L’exécutif a dévoilé, mercredi 6 mai, un document sur l’évolution des marges brutes de transport-distribution entre le 1er janvier et le 4 mai. En moyenne, elles sont « équivalentes à celles pratiquées avant crise », constate-t-il.Le gouvernement poursuit son opération de transparence sur les conséquences économiques de la crise au Moyen-Orient. Après avoir abondamment communiqué sur le surplus de fiscalité encaissé par l’État, en raison de la hausse des prix des carburants, il a rendu public, mercredi 6 mai, un document qui retrace l’évolution moyenne des marges brutes des distributeurs entre le 1er janvier et le 4 mai, soit avant et après le début du conflit. Un travail qui résulte « des échanges nourris » avec les distributeurs, a-t-il fait savoir.
Et le verdict paraît sans appel : « À date du 4 mai, le gouvernement observe qu’en moyenne les marges brutes de transport-distribution sont équivalentes à celles pratiquées avant crise », peut-on lire. Dit autrement par Bercy : « Depuis le début de la crise, le dialogue exigeant entre les distributeurs et l’État a eu un impact et il n’y a pas eu d’abus majeur. » Le document sera remis à jour chaque semaine.

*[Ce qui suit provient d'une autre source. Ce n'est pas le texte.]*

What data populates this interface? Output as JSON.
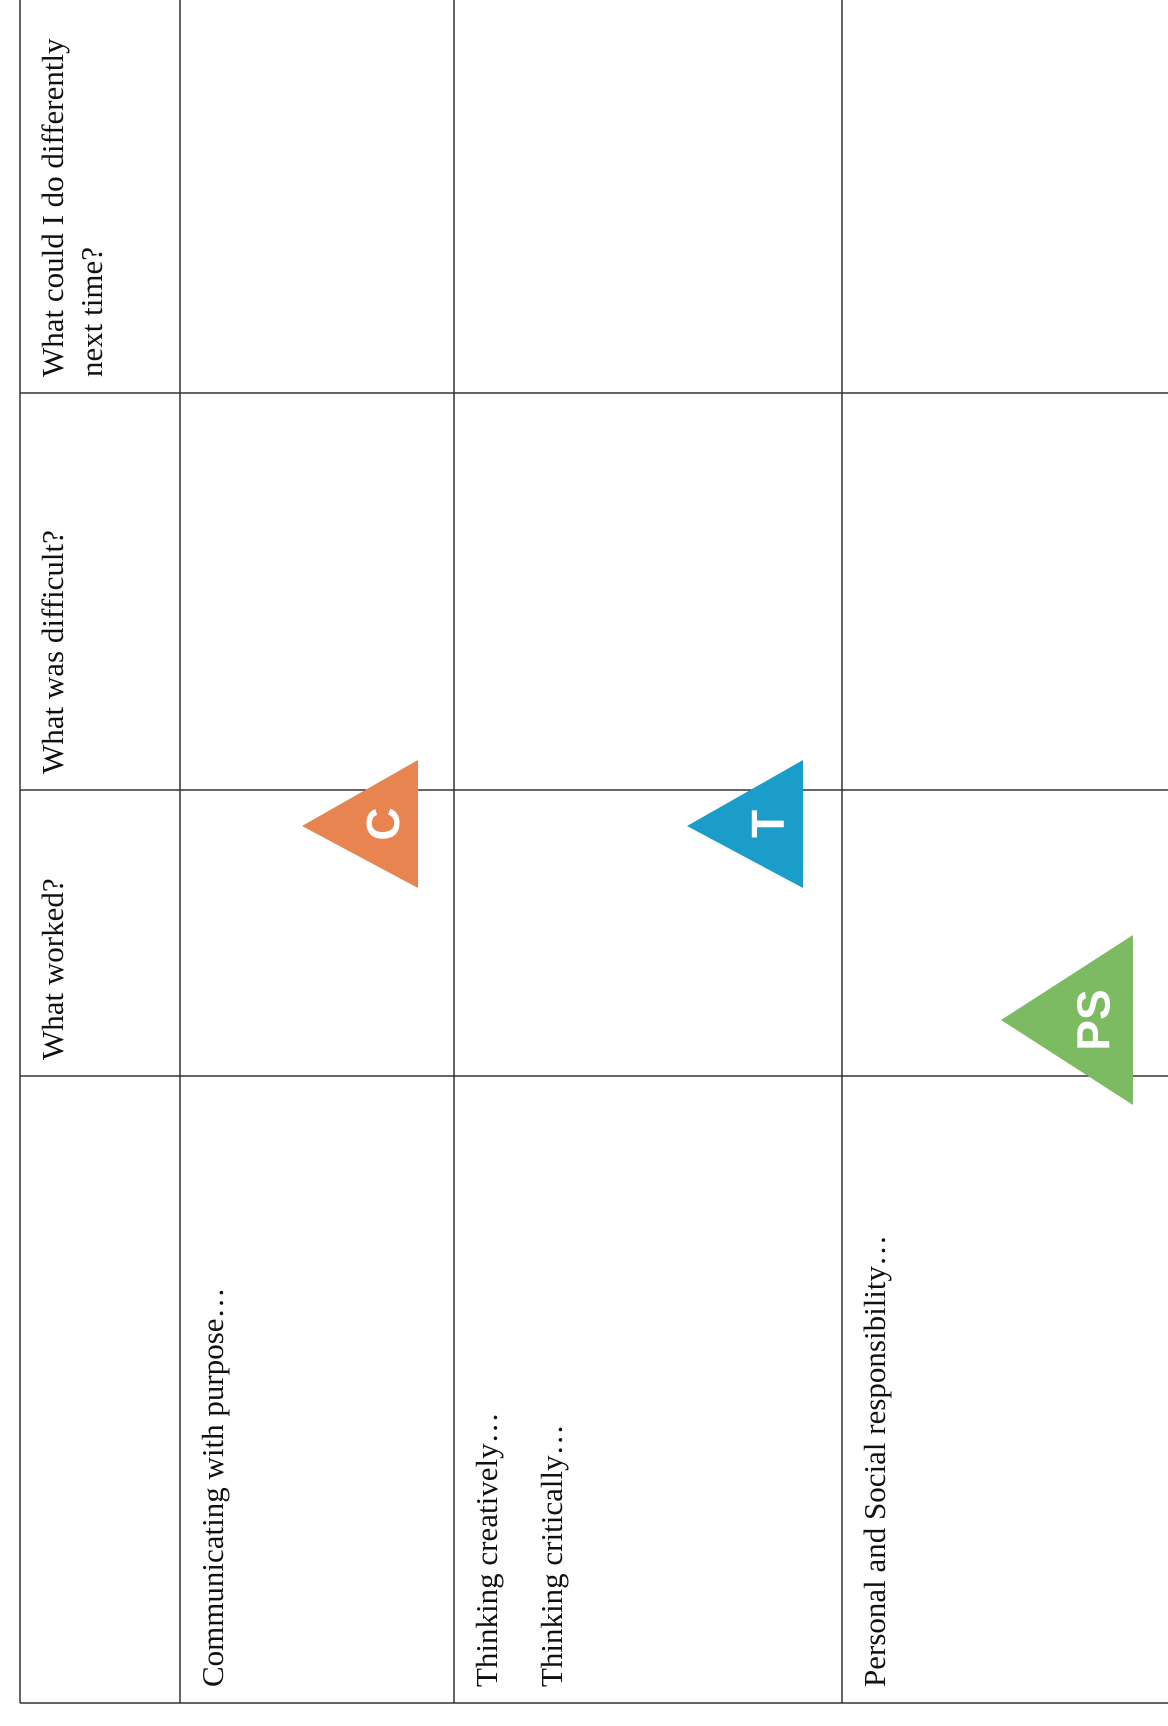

Mais qu’entend-on par « marges brutes » ? Concrètement, c'est « l’écart entre le prix à la pompe hors taxes (TVA et accise sur les produits énergétiques) et les cours des produits raffinés du gazole et de l’essence », précise l’exécutif. « Elles couvrent l’ensemble des activités qui sont entre la sortie des carburants de la raffinerie et le moment où ils arrivent à la pompe, dans votre réservoir », simplifie Bercy. C’est-à-dire les coûts logistiques — stockage en dépôts et transports vers les stations-service —, les coûts de distribution — exploitation des stations-service et masse salariale —, coûts de réglementations — certificats d’économie d’énergie (CEE) et biocarburants — et la marge commerciale des distributeurs. La marge brute englobe donc la marge nette des distributeurs. Cette « marge commerciale de chaque station-service/de chaque réseau est une donnée confidentielle propre à chaque opérateur et dont l’État ne dispose pas dans des bases de données », précise le ministère de l’Économie.